Nvidia has patched a critical vulnerability affecting its container toolkit (formerly known as Nvidia docker).
The vulnerability — tracked as CVE-2024-0132 — has been assigned a CVSS score of 9 out of 10 and can allow a rogue user or application to break out of their dedicated container and gain full access to the underlying host.
“Nvidia Container Toolkit 1.16.1 or earlier contains a Time-of-check Time-of-Use (TOCTOU) vulnerability when used with default configuration where a specifically crafted container image may gain access to the host file system,” Nvidia said in a patch note posted on its Security Bulletin.
The company added that, under certain circumstances, the successful exploitation of the vulnerability might allow code execution, denial of service, escalation of privileges, information disclosure, and data tampering.
Time of Check Time of Use vulnerability
Nvidia Container Toolkit allows Nvidia containers, which are specialized software packages designed to facilitate the deployment of applications particularly involving artificial intelligence and machine learning use cases, to access the GPU hardware.

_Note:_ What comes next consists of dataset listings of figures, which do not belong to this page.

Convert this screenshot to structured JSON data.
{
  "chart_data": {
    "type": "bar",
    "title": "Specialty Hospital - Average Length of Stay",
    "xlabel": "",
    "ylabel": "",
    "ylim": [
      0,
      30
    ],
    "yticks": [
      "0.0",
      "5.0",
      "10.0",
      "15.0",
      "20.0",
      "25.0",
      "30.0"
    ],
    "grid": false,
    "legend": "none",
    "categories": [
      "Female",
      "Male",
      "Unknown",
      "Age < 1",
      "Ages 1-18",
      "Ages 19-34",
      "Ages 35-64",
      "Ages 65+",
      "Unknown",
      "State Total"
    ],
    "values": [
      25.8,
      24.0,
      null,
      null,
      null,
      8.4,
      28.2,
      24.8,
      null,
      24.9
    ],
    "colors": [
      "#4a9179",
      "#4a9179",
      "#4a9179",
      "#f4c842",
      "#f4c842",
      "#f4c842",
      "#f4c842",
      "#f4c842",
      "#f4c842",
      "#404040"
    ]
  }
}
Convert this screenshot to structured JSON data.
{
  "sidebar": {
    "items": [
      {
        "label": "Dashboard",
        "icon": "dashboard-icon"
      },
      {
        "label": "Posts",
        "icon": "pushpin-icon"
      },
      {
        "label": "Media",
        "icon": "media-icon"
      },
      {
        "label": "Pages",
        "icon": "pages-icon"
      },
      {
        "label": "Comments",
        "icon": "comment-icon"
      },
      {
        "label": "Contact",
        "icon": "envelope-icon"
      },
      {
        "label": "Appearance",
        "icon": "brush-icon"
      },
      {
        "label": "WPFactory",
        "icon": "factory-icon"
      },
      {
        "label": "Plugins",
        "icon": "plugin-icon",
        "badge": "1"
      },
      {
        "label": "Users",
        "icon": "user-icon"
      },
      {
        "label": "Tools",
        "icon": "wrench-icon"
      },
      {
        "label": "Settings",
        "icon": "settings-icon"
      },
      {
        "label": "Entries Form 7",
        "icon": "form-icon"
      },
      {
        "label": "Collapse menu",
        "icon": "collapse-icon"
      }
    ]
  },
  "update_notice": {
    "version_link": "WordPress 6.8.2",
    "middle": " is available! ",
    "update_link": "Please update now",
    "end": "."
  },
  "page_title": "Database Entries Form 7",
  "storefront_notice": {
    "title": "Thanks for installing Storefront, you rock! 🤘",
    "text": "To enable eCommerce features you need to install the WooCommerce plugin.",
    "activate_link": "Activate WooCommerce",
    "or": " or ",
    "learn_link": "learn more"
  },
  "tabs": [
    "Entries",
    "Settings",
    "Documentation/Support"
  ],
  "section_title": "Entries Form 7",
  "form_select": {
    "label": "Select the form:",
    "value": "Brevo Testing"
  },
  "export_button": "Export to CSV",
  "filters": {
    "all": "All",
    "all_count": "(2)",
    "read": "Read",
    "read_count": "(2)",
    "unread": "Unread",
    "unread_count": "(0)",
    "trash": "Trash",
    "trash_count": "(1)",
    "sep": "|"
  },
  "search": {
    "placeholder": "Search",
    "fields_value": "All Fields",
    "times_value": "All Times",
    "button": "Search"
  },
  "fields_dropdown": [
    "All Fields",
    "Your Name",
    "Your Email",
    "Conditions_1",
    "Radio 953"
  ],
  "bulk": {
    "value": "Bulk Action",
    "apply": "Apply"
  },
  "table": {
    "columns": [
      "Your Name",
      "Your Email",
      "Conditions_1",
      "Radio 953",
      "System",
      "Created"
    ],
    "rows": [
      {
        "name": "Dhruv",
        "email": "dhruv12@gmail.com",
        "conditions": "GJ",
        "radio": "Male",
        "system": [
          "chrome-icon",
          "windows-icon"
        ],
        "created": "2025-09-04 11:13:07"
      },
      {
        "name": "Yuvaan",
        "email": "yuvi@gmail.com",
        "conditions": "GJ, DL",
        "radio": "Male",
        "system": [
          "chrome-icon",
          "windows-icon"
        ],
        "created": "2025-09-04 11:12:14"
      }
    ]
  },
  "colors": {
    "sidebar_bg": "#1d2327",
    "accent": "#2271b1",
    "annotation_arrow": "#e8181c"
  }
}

It includes tools and libraries that enable applications running inside containers to utilize the GPU.
According to a Wiz Research blog post, whose researchers Nvidia has credited for the discovery of the vulnerability, the flaw enables attackers controlling a toolkit-executed container image, a lightweight, standalone, executable package containing everything required to run an application, to escape that container and gain full access to the host.
This stems from a flawed condition called “time of check time of use” (TOCTOU) which is a race condition that happens when a program checks a condition and then uses the result of that check without ensuring that condition hasn’t changed in the interim.
While the specific technical details of potential exploitation weren’t disclosed for security reasons, the Wiz blog shared a potential attack flow. “The attacker crafts a specially designed image to exploit CVE-2024-0132,” researchers said in the blog. “The attacker runs the malicious image on the target platform. This can be performed either directly in services allowing shared GPU resources or indirectly through a supply chain or social engineering attack such as a user running an AI image from an untrusted source.”
Who should patch?
The container-escape vulnerability, as pointed out in the patch notes, affects all Nvidia Container Toolkit versions up to and including v1.16.1. According to Wiz researchers, the Toolkit is widely used, and the flaw could be affecting 35% of cloud environments.
“This library is widely adopted as the go-to NVIDIA-supported solution for GPU access within containers,” the researchers added. “Moreover, it comes pre-installed in many AI platforms and virtual machine images (like AMIs), as it’s a common infrastructure requirement for AI applications.”
For shared environments like Kubernetes the bug can allow escaping a container and access data and secrets on other “applications running on the same node – or even on the same cluster”, exposing the entire environment. It is therefore recommended for organizations using a shared compute model to immediately update the toolkit.
“An attacker could deploy a harmful container, break out of it, and use the host machine’s secrets to target the cloud service’s control systems,” the researchers said. “This could give the attacker access to sensitive information, like the source code, data, and secrets of other customers using the same service.” The company noted that the vulnerability does not impact use cases where Container Device Interface (CDI) is used. For everyone else looking to use the Nvidia Container toolkit, a patch is now available.